If they didn't test, Microsoft would not mention it :)
- The deadline is a year after Windows 8 was released.
- Microsoft is still working on Windows 8.1. All the online stuff is not ready yet.
- It's actually very minor issues.
- If in 2013 you don't have the internet to download "day 1" update (pretty much), then well what can I say.
liratheal 11th September 2013, 16:47 Quote
Quote:
Originally Posted by Cthippo
Quote:
Originally Posted by liratheal
Apparently bending to consumer impatience has taken precedence over releasing a well tested, well patched, release.

Since when has MS ever released a well tested, patched product?

Arguably never, but it's not just MS doing it sadly.
Star*Dagger 12th September 2013, 05:05 Quote
If you are using IE, you are en UTTER idiot and deserve what you get, period.
lysaer 12th September 2013, 06:11 Quote
Quote:
Originally Posted by DC74
Microsoft's board might as well go out back put a gun to their heads and pull the trigger. This is a massive issue. Over the past year they have repeatedly released patches that either created new issues or damaged the OS so badly it necessitated a re-install. Do they even bother testing stuff anymore? clearly not. To have some minor bugs is one thing but to produce Disc's with a lot of them in is another. Are they MAD! come back Bill Gates all is forgiven.

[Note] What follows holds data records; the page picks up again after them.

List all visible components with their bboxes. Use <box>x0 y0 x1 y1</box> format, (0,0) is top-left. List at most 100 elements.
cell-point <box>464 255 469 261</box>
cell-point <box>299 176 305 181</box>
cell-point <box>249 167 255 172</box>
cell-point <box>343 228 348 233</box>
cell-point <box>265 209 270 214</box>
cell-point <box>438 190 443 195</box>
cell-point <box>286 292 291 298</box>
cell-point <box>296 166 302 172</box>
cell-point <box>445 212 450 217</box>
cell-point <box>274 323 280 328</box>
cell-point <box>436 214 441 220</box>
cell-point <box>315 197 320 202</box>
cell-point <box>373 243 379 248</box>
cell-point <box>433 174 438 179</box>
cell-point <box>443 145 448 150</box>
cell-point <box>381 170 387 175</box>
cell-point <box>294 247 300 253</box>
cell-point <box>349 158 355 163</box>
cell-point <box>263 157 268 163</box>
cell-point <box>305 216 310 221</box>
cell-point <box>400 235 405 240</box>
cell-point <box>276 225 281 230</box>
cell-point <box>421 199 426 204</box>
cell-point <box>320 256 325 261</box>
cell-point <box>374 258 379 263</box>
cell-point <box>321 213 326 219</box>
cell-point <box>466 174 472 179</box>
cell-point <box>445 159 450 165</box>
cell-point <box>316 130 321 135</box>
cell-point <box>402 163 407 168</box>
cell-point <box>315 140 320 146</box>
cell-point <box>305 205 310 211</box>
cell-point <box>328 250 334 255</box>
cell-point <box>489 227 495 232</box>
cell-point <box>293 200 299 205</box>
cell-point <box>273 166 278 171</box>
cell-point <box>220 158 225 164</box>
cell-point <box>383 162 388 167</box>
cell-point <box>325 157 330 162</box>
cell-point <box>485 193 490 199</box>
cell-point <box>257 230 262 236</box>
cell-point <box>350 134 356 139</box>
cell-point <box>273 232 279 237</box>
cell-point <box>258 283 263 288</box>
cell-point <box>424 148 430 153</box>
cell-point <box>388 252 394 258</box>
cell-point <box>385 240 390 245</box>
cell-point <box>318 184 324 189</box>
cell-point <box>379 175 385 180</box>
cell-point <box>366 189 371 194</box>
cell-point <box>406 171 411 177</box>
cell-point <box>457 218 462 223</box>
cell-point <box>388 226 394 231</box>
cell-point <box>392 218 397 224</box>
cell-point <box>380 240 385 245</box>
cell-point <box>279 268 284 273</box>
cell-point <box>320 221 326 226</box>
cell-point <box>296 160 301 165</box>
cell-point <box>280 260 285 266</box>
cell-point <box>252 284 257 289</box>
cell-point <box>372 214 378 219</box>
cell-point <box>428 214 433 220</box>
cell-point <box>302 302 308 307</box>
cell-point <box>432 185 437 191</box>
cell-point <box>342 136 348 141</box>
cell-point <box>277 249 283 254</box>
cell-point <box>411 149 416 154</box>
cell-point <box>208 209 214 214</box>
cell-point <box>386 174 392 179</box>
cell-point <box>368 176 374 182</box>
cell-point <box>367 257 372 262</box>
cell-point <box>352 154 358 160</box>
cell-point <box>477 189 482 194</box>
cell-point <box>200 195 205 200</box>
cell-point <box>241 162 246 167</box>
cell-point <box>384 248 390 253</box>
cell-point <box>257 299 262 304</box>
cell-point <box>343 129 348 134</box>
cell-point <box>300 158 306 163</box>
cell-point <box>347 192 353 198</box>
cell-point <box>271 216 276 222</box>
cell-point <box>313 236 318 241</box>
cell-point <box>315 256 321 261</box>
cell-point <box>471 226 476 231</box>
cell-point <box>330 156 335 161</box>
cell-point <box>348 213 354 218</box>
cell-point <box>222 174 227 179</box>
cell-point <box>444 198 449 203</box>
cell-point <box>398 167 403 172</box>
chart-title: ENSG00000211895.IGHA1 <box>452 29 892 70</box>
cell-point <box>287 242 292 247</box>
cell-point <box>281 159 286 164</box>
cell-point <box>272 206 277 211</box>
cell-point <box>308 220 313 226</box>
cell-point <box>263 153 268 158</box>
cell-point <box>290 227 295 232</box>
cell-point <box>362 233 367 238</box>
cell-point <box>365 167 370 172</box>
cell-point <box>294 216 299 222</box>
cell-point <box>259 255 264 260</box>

Which bugs made you have to reinstall the whole OS last year?

Sent from my GT-I9505 using Tapatalk 4
fluxtatic 12th September 2013, 07:50 Quote
MS broke the hell out of "the internet" (users' words, not mine) when they pushed out IE10 for Win7. Suddenly everything sucks again, and all I heard from every site was how frickin fantastic IE10 is...fantastic for downloading Firefox version 185 until they increment up to 186 ten minutes from now...and yet, nothing's broken in FF.

I'm not even crazy about FF. I don't trust Chrome, and Opera's a little too esoteric for the users I support. With FF, everything works and people leave me alone, so FF it is.
Gareth Halfacree 12th September 2013, 09:04 Quote
Quote:
Originally Posted by lysaer
Which bugs made you have to reinstall the whole OS last year?
If you installed MS13-036/2823324 before it was withdrawn and re-issued, then a reinstall was the only sure way to fix the constant crashing it caused - Microsoft's own recommendation of uninstalling the patch reportedly failing to work for many, even assuming the system stayed up long enough for them to try. That's from April 2013.

Sadly, my mention that people will be watching to see if Microsoft can have a trouble-free Patch Tuesday has proved prescient: seeing reports of five (up from the three I'd had word of this morning) patches that aren't doing what they're supposed to. See this story.
Cthippo 12th September 2013, 14:06 Quote
Quote:
Originally Posted by fluxtatic
Opera's a little too esoteric for the users I support.

Seems like this is getting worse, not better. I feel like fewer things are functional in opera than used to be. Yahoo mail is one that is iffy at best under Opera, and from what I hear so are a lot of Facebook bits. I don't blame Opera for this, but rather developers who are too lazy to realize that they need to support more than two browsers in the modern era. OK, I understand that Opera is fairly niche, but IE, FF, Chrome, and Safari are an absolute minimum that all applications should work under, and I don't think Opera should be asking too much.
Beasteh 12th September 2013, 22:10 Quote
Oh, Microsoft. You never change, do you? You're still the same software company we know and love. Or at least know.

Opera's been relegated to Facebook and Bit-Tech duty for me. I've had to make the switch from Opera to FF since it was just getting ridiculous; either sites were broken, or full of ads. Ads are getting more and more obnoxious, particularly on YouTube.

FF + ABP + FlashBlock + Ghostery + NoScript = No worries. Sometimes I wonder why I didn't do this sooner!